Thisse, Christine I.
Professor, Cell Biology
- PhD, Molecular Genetics, Louis Pasteur University of Strasbourg
- Postdoc, Developmental Biology, University of Oregon
Cancer Biology, Cell and Developmental Biology, Genetics, Molecular Biology, Neuroscience
Molecular Mechanisms of Early Vertebrate Development and Morphogenesis.Application to Stem Cell Biology and Regenerative Medicine
Morphogenesis concerns the fundamental question of the biological form, including the study of how cellular differentiation and cell growth occur, leading to the formation of stereotypical and well shaped tissues and organs. Our lab investigates how a vertebrate embryo is patterned and gets its shape during early stages of embryogenesis. We use 2 model systems: the early zebrafish embryo and embryoid bodies made of mouse embryonic stem cells.
During the past two decades, we have achieved an extensive analysis of the factors responsible for establishing the dorso-ventral and antero-posterior axes of the zebrafish embryo, focusing on the role of BMP, FGFs and their respective inhibitors (Furthauer et al, 2001; Furthauer et al, 2002; Furthauer et al, 2004) and of Nodal, Activin and their antagonist Antivin/Lefty (Thisse and Thisse, 1999; Thisse et al, 2000; Agathon et al, 2003). We identified also the maternally provided Wnt8a as the factor responsible for the first symmetry-breaking event in the embryo and defined how its activity is regulated by specific antagonists (Lu et al 2011).
Part of the lab is now studying how Left-Right asymmetry is setup and controlled. We recently discovered an unsuspected role for factors mediating or regulating the transcriptional response to the Hippo pathway (known as a major regulator of tissue growth and organ size through the regulation of cell proliferation and apoptosis) in the formation of the ciliated organ responsible for the Left-Right asymmetry of the embryo: the Left-right organizer. Using Talen and Crispr/Cas9 editing technologies as well as various gain of function and gene knockdown methods, we are currently dissecting the molecular mechanisms regulating the formation of the Left-Right organizer. In addition, through a comprehensive analysis of the transcriptome of its precursor cells in various loss of function conditions, we will characterize the cascade of gene products involved in its formation and function.
Development of vertebrate embryos involves tightly regulated molecular and cellular processes that progressively instruct proliferating embryonic cells about their identity and behavior.

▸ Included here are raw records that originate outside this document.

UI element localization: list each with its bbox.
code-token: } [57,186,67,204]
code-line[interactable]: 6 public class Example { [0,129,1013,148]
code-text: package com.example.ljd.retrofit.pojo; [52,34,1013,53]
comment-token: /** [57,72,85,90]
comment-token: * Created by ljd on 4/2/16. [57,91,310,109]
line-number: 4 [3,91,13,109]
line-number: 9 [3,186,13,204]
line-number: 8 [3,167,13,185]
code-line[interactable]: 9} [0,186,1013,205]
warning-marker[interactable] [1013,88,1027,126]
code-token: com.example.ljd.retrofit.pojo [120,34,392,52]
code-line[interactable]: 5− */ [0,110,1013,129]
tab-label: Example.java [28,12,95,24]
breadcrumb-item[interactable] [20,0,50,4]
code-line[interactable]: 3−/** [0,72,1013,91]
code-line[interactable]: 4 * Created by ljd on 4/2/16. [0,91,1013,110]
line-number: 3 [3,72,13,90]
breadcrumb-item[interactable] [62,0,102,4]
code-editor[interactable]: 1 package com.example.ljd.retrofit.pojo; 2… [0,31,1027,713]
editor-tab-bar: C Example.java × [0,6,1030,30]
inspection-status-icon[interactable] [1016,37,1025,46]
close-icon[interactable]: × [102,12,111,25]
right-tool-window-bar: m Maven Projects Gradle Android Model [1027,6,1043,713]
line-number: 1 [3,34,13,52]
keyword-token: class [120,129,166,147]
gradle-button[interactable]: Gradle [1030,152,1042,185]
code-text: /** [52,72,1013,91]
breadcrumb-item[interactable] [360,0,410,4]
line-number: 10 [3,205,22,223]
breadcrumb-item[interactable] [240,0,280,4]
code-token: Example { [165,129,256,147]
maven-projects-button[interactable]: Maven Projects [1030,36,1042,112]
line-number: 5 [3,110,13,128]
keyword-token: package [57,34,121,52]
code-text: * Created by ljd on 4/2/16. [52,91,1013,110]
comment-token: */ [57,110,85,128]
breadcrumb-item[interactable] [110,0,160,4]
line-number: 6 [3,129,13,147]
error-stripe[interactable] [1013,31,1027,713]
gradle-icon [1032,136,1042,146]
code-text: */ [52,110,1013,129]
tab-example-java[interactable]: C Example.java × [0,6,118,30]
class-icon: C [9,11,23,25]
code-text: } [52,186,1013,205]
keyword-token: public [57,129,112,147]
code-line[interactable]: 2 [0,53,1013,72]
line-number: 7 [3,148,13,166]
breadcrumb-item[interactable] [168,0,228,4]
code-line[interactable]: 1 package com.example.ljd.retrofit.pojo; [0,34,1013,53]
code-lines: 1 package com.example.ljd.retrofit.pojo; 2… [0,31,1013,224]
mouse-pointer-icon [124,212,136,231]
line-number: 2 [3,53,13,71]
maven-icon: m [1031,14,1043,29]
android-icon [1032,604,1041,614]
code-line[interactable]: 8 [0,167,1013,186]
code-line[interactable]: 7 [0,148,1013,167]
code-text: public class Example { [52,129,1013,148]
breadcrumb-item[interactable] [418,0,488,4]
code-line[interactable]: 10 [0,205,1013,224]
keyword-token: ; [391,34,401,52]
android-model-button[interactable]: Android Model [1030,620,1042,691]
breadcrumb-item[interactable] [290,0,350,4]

Looking for the minimal conditions and factors that are sufficient to instruct pluripotent cells to organize the embryo, we found that as little as two opposing gradients of morphogens, BMP and Nodal, are sufficient to induce molecular and cellular mechanisms required to organize uncommitted cells of the zebrafish blastula into a well-developed embryo. Applying this combination of two gradients is also sufficient to instruct pluripotent zebrafish blastula cells to organize, in vitro, embryoids containing a full range of tissues and organs (Fauny et al, 2009; Xu et al, 2014; Thisse and Thisse, 2015). Because the signaling pathways controlling the early embryonic development have been conserved across evolution, we predict that these findings can apply to the organization of early mammalian embryos. Therefore, we are now trying to take control of aggregates of mouse embryonic stem cells (embryoid bodies), instructing them through experimentally engineered morphogen gradients that should allow us to control cell fate and morphogenesis. Our goal is to use this approach to induce the formation of tissues and organs in vitro.
We predict that this study will have a significant impact on Stem Cell Biology research and will move the field of Regenerative Medicine closer to the goal of achieving the production in vitro of functional organs that could be efficient substitutes for donor organ transplantation in the future. Finally, induction of morphogenesis with symmetry breaking signaling will provide a general framework that may be extended to the organization of other three-dimensional biological systems.